The Teabaggers Are Just College Protesters with More Tricorner Hats
With the Tea Party convention having just ended and with organizers already planning another one for this summer (in Vegas maybe!), it is time to cast judgment on the movement: these guys are old right-wing college activists.
Like remember when a bunch of NYU kids locked themselves in the food court to protest NYU's financial chicanery and also the Israeli occupation of Gaza? And then some more established campus activist groups basically said they didn't have any idea this shit was going to happen and lots of other people who sympathized with them politically found them terribly embarrassing?
That is basically the Teabagger Movement. First they were theoretically against bank bailouts, but now they are opposed to Kenyan Socialists who Hate America. They are not just taking back NYU, they are taking back all of America!
This is a problem with our limited, mediated, comic strip version of "history:" people have decided that the way to seize control of your own life and this crazy world is to go all 1960s, like you have seen in a movie. Many of these Tea Party people are actually old enough to have lived through the '60s, but they weren't on the fun side. Ben McGrath's New Yorker story on the movement had this fascinating little moment with a local Kentucky teabagger:
Don Seely invited me to his house for coffee the day after the rally at the Kentucky fairgrounds, and showed me his Air Force Commendation Medal, awarded for meritorious service from 1967 to 1971. "At this age, I was so ignorant," he said. "Every once in a while, you'd catch a glimpse on TV of Martin Luther King-all that kind of stuff was going on. I graduated college in December of '66. About a year after I left, that's when all the riots happened. I'm thinking, What is going on?" Seely had always wanted to be a pilot, but, because of poor eyesight, he ended up an engineer in a satellite-control facility. The medal was accompanied by a photograph of Seely in his captain's uniform, and he said that Amber, after looking at the image, had proclaimed that he was the only person she knew who'd kept the same hair style for nearly fifty years: short, straight, and parted neatly on the far right.

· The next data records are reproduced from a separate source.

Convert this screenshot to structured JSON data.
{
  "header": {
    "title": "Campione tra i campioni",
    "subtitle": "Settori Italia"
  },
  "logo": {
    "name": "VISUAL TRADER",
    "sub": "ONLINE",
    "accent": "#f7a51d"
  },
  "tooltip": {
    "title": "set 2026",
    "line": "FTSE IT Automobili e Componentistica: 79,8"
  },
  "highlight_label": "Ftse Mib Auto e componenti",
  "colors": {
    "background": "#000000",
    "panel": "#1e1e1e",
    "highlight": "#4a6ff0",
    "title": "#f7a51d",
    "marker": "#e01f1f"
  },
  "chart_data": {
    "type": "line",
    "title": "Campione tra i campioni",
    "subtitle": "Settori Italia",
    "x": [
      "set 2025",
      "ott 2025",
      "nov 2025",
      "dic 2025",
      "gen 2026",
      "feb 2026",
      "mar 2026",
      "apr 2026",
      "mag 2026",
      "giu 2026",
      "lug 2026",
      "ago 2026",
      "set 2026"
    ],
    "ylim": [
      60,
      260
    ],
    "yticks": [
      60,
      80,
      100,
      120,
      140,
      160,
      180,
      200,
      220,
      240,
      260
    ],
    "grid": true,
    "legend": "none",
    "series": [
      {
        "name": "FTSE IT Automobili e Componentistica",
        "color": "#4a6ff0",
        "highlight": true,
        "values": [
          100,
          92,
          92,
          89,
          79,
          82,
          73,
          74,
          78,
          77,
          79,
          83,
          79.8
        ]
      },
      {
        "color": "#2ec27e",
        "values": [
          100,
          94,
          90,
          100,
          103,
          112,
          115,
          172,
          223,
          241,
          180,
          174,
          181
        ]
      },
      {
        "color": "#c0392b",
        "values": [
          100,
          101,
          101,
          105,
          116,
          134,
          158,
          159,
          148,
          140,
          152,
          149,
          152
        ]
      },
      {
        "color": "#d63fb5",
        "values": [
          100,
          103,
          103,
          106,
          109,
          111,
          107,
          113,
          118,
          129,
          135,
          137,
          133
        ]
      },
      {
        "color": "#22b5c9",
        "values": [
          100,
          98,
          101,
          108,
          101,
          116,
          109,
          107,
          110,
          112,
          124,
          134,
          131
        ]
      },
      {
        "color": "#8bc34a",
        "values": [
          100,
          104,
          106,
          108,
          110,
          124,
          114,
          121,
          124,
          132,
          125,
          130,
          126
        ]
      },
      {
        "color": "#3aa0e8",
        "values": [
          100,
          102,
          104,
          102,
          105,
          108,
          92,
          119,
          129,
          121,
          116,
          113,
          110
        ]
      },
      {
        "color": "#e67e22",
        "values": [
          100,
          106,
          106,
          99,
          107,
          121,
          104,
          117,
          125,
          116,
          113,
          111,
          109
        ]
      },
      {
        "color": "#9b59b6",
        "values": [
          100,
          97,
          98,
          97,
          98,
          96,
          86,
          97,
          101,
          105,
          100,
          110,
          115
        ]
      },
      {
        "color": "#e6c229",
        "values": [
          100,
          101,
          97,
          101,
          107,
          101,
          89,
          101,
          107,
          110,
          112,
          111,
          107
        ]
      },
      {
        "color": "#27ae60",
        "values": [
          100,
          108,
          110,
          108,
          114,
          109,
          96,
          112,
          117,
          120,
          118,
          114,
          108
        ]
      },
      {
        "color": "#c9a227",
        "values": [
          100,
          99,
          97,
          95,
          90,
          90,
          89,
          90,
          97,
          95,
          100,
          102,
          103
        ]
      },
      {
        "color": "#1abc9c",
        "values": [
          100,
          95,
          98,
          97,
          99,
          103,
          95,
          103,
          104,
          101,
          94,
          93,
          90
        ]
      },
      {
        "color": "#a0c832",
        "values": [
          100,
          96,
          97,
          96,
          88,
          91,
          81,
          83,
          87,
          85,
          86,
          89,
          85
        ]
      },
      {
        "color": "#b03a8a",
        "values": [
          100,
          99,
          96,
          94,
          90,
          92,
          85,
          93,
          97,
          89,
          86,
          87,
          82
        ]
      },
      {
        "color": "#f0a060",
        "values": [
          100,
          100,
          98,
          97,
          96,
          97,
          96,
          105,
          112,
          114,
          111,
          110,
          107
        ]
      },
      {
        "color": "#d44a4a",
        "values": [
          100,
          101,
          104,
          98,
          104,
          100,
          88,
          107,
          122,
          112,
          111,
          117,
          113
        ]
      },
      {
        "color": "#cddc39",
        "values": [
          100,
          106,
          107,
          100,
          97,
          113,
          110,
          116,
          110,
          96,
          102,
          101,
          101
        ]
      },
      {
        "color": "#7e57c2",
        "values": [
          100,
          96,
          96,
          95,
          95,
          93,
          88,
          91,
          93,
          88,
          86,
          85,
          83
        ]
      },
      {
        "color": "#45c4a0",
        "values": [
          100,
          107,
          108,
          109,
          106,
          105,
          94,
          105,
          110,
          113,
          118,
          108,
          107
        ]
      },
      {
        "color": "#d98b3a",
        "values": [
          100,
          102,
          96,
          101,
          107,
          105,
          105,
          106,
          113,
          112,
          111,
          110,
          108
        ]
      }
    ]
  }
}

Yeesh. And guess what: his daughter goes to the New School. The New School!
It is totally fun to be a part of a big movement, and to convince yourself that this big movement you are a part of is not only morally right, but also secretly incredibly popular. You have to be attacked and beset on all sides by shadowy powerful interests—Soros, corporations, the political elite, ACORN—but that just makes you feel even cooler.
And when you're showered with attention for your work, you start to believe your own hype. The ratio of media to tea party convention attendees was like 1 to 3. 200 members of the media arrived to cover a convention half the size of Daily Kos' first convention in 2006. The steep cost of attending made the conventioneers richer, and thus calmer, than the angry folks who showed up for the protests with the crazy signs that we all remember so well.
While some in the movement acknowledge the debt they owe to true '60s radicals (the only reason you hear so much about Obama's supposed affinity for Alinsky on the right is because the activist arm of the movement is explicitly copying his tactics), the majority of the new populist conservstives adopt a '60s protest strategy while claiming to be Tea Partiers (and comparing themselves to the Founders when they are, in fact, a bit more like those white populist Jacksonians)—like a campus activist might compare himself to a Freedom Rider rather than just another sad rich kid.
The great irony is that entitled young Campus Activists tend to "grow up" and get jobs supporting the post-industrial capitalist superstructure, while these are people who've turned to juvenile attention-craving '60s-aping dress-up parties as putative adults.
But let them have their fun! Student protests are always destroyed by forces both outside and, more often, internal. This white populist movement has received far more coverage than its actual size merits (60,000 people on the Mall is, what, the Halloween parade?), and as whatever grassroots, populist elements of the movement that remain are fully co-opted by the actual Republican Party (and the US Chamber of Commerce, the nation's most influential political party) they'll find themselves just as disillusioned with the process as a sophomore who just go this first taste of tear gas.